C’è stato un tempestivo ricordo di Gandhi a Ferrara, al Teatro Comunale, che mi piace ricordare. Gandhi è stato ucciso il venerdì 30 gennaio 1948. Il venerdì successivo 6 febbraio lo ricorda ai cittadini Silvano Balboni, con un invito particolare a tutti gli stranieri residenti a Ferrara, a sottolineare il legame di Gandhi con tutto il mondo. Balboni, seguace di Capitini fin dalla cospirazione antifascista, avrebbe voluto la presenza del suo maestro, ma non è stato possibile. L’incontro, mi è stato testimoniato da chi vi ha preso parte e da documenti, fu particolarmente riuscito. Silvano aveva studiato con attenzione tutte le opere disponibili su Gandhi, sperando di tradurne, anche nella fase resistenziale la sua ispirazione. Per quello che può lo fa, con un comportamento perfino temerario nell’attività clandestina, come disertore (nel suo caso si può parlare di obiezione) da maggio a novembre del ’43. Internato militare in Svizzera completa le sue letture. Compra per sé, e una copia per Capitini, le Lettres à l’Ashram. Di questo e più in generale di Resistenza armata e nonviolenta discute in lettere a Gianfranco Contini. Ha modo di incontrare Ignazio Silone, autore tra l’altro de Il manifesto per la disubbidienza civile. Già l’amico ferrarese, Claudio Savonuzzi, di quattro anni minore e con lui nelle azioni prima e durante la guerra, lo diceva entusiasta di Silone e di Gandhi.

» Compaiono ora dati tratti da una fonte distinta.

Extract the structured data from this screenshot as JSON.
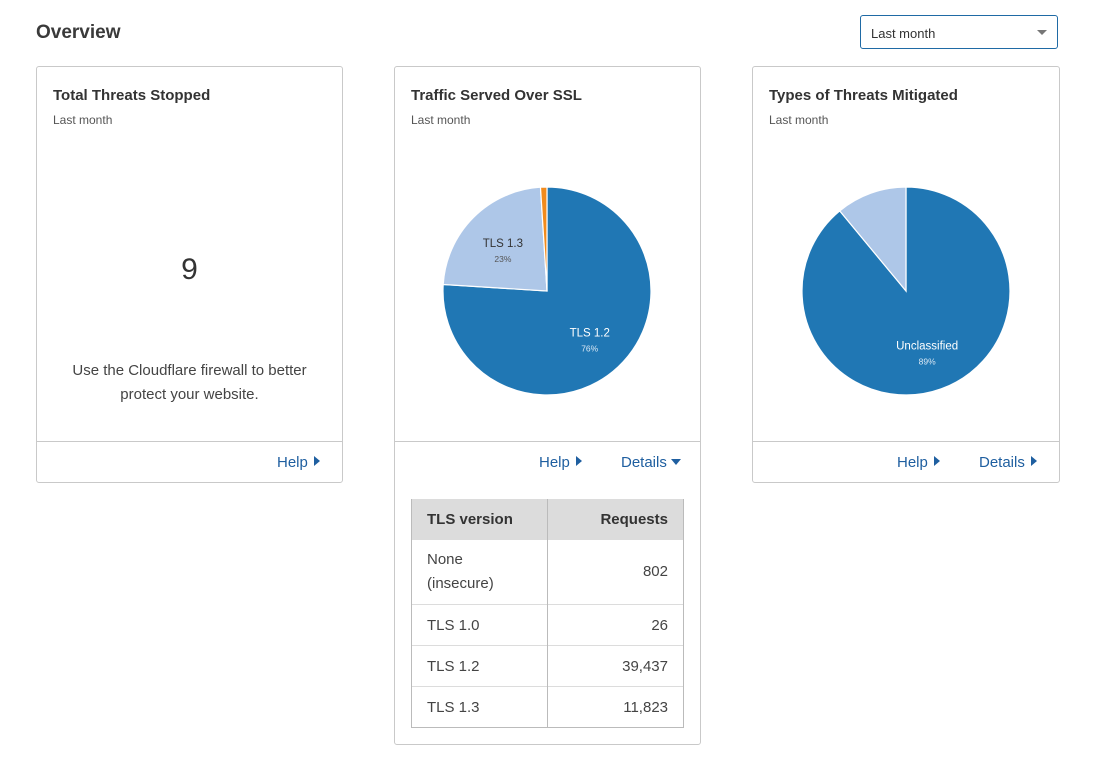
{
  "page": {
    "title": "Overview"
  },
  "period_select": {
    "value": "Last month"
  },
  "cards": {
    "threats": {
      "title": "Total Threats Stopped",
      "subtitle": "Last month",
      "value": "9",
      "hint": "Use the Cloudflare firewall to better protect your website.",
      "help_label": "Help"
    },
    "ssl": {
      "title": "Traffic Served Over SSL",
      "subtitle": "Last month",
      "help_label": "Help",
      "details_label": "Details",
      "table": {
        "headers": [
          "TLS version",
          "Requests"
        ],
        "rows": [
          {
            "version": "None (insecure)",
            "requests": "802"
          },
          {
            "version": "TLS 1.0",
            "requests": "26"
          },
          {
            "version": "TLS 1.2",
            "requests": "39,437"
          },
          {
            "version": "TLS 1.3",
            "requests": "11,823"
          }
        ]
      }
    },
    "types": {
      "title": "Types of Threats Mitigated",
      "subtitle": "Last month",
      "help_label": "Help",
      "details_label": "Details"
    }
  },
  "colors": {
    "dark_blue": "#2077b4",
    "light_blue": "#aec7e8",
    "orange": "#f28b1d",
    "link": "#1f5fa0"
  },
  "chart_data": [
    {
      "type": "pie",
      "chart": "ssl",
      "slices": [
        {
          "label": "TLS 1.2",
          "percent_label": "76%",
          "value": 76,
          "color": "#2077b4",
          "show_label": true
        },
        {
          "label": "TLS 1.3",
          "percent_label": "23%",
          "value": 23,
          "color": "#aec7e8",
          "show_label": true
        },
        {
          "label": "",
          "percent_label": "",
          "value": 1,
          "color": "#f28b1d",
          "show_label": false
        }
      ]
    },
    {
      "type": "pie",
      "chart": "types",
      "slices": [
        {
          "label": "Unclassified",
          "percent_label": "89%",
          "value": 89,
          "color": "#2077b4",
          "show_label": true
        },
        {
          "label": "",
          "percent_label": "",
          "value": 11,
          "color": "#aec7e8",
          "show_label": false
        }
      ]
    }
  ]
}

Sivano ha modo di approfondire il tema in un seminario internazionale, in Francia nel luglio del ’48, condotto da Paul Ricoeur. Sono giorni e giorni dedicati ad un esame della violenza nelle sue varie forme (individuale e statale, rivoluzionaria, dissimulata nella società borghese: nel capitalismo, nei valori della civilizzazione), alla possibilità della nonviolenza attraverso un particolare confronto tra Lenin e Gandhi, e infine sulle tecniche della nonviolenza nelle diverse situazioni.
Da Paul Ricoeur a Giuliano Pontara torna la domanda sull’efficacia della nonviolenza, tutta da dimostrare, mentre l’inefficacia e la dannosità della violenza lo è abbondantemente.